Building new HOT lanes would take at least five years
as long as it would take to build any new road. However, charging
tolls to use excess capacity in existing carpool lanes, such
as on I-270, Route 50 and I-66, could offer relief in as little
as a year, Orski said.
"If there's a will to do so," said Orski, a transportation
consultant who lives in Potomac, "it could be done in
the next six months."
What's HOT
Here's how HOT lanes work: The carpool lanes remain free to
carpools, van pools and buses, while other motorists pay a
toll. The tolls are collected via electronic transponders,
akin to Maryland's E-Z Pass and Virginia's Smart Tag, to prevent
tollbooths from slowing or stopping traffic. To make sure
the lanes don't fill up with cheaters, effective HOT lanes
have room built in for police to ensure that vehicles have
transponders.
What makes HOT lanes most effective: The toll's price changes
throughout the day to keep traffic moving, even during rush
hours. When the lanes start to bog down, the price goes up
to encourage motorists to leave the lanes or discourage them
from entering. As road space frees up, the price drops. The
fluctuating prices not only keep traffic moving, advocates
say, but also stretch the highway's capacity by encouraging
drivers to use it outside peak times.
HOT-lane advocates also tout the long-term potential for
such lanes to improve transit. If a network of HOT lanes could
be developed long term to connect free-flowing toll lanes
on several major highways, it could form a seamless web for
express bus service.
HOT lanes won't stem the ever-rising tide of traffic fueled
by the Washington region's population and job growth. But
charging for the region's road space could at least ensure
that the precious capacity that is available is used most
efficiently. It also would give people the option of paying
a few dollars for something they can't otherwise get: a reliably
smooth trip when they have to be on time.

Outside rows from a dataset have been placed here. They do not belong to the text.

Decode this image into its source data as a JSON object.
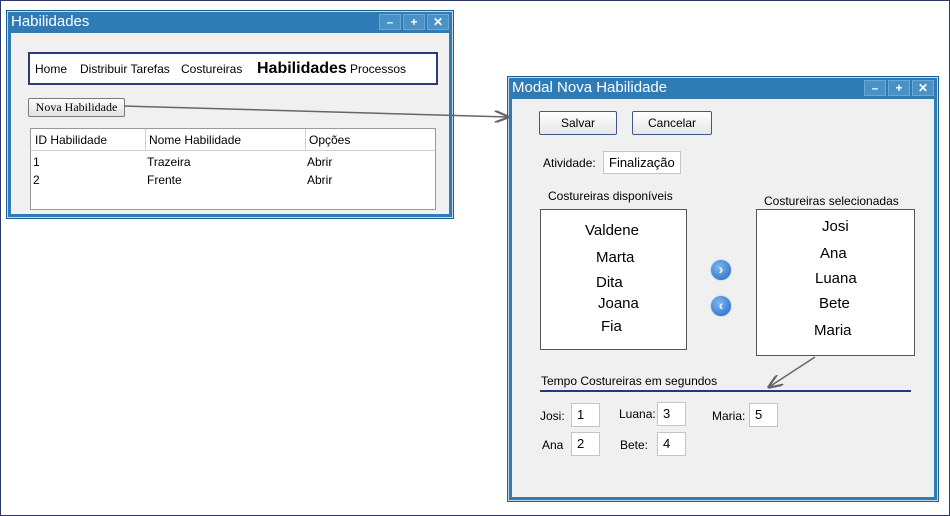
{
  "win1": {
    "title": "Habilidades",
    "nav": [
      {
        "label": "Home"
      },
      {
        "label": "Distribuir Tarefas"
      },
      {
        "label": "Costureiras"
      },
      {
        "label": "Habilidades"
      },
      {
        "label": "Processos"
      }
    ],
    "nova_button": "Nova Habilidade",
    "table": {
      "headers": [
        "ID Habilidade",
        "Nome Habilidade",
        "Opções"
      ],
      "rows": [
        [
          "1",
          "Trazeira",
          "Abrir"
        ],
        [
          "2",
          "Frente",
          "Abrir"
        ]
      ]
    }
  },
  "win2": {
    "title": "Modal Nova Habilidade",
    "save_label": "Salvar",
    "cancel_label": "Cancelar",
    "atividade_label": "Atividade:",
    "atividade_value": "Finalização",
    "disponiveis_title": "Costureiras disponíveis",
    "disponiveis": [
      "Valdene",
      "Marta",
      "Dita",
      "Joana",
      "Fia"
    ],
    "selecionadas_title": "Costureiras selecionadas",
    "selecionadas": [
      "Josi",
      "Ana",
      "Luana",
      "Bete",
      "Maria"
    ],
    "tempo_title": "Tempo Costureiras em segundos",
    "tempos": [
      {
        "label": "Josi:",
        "value": "1"
      },
      {
        "label": "Luana:",
        "value": "3"
      },
      {
        "label": "Maria:",
        "value": "5"
      },
      {
        "label": "Ana",
        "value": "2"
      },
      {
        "label": "Bete:",
        "value": "4"
      }
    ]
  },
  "window_controls": {
    "minimize": "–",
    "maximize": "+",
    "close": "✕"
  },
  "colors": {
    "titlebar": "#2e7bb5",
    "nav_border": "#2b3a7a",
    "divider": "#1c3a86"
  }
}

"I think there's a convergence of thinking that congestion
will always be a part of Northern Virginia, so at least it
has to be better managed," said Pierce R. Homer, deputy
transportation secretary in Virginia and chairman of a panel
considering HOT lanes as a way to pay for widening the Beltway.
"Part of managing congestion is providing choices, and
that's something that HOT lanes do."
An old idea
The idea of "road pricing," or charging motorists
for using limited road space, has been around since the 1960s,
said Poole, founder of the Reason Foundation, a Los Angeles
think tank that applies market-based approaches to reforming
government. However, Poole said, it was considered political
suicide to begin charging motorists for something they were
used to getting for free.
In 1988, Poole wrote an academic paper suggesting that motorists
be charged for the chance to use newly built "premium-priced"
lanes based on the idea that people were accustomed to paying
for premium service at peak times.
New road capacity could be priced the same way that phone
companies charged customers more for making long-distance
calls during peak daytime hours than for calls made on nights
and weekends. Instead of having to build a massive infrastructure
just to meet peak demand, phone companies used pricing to
even out the demand and shift it to better match the supply.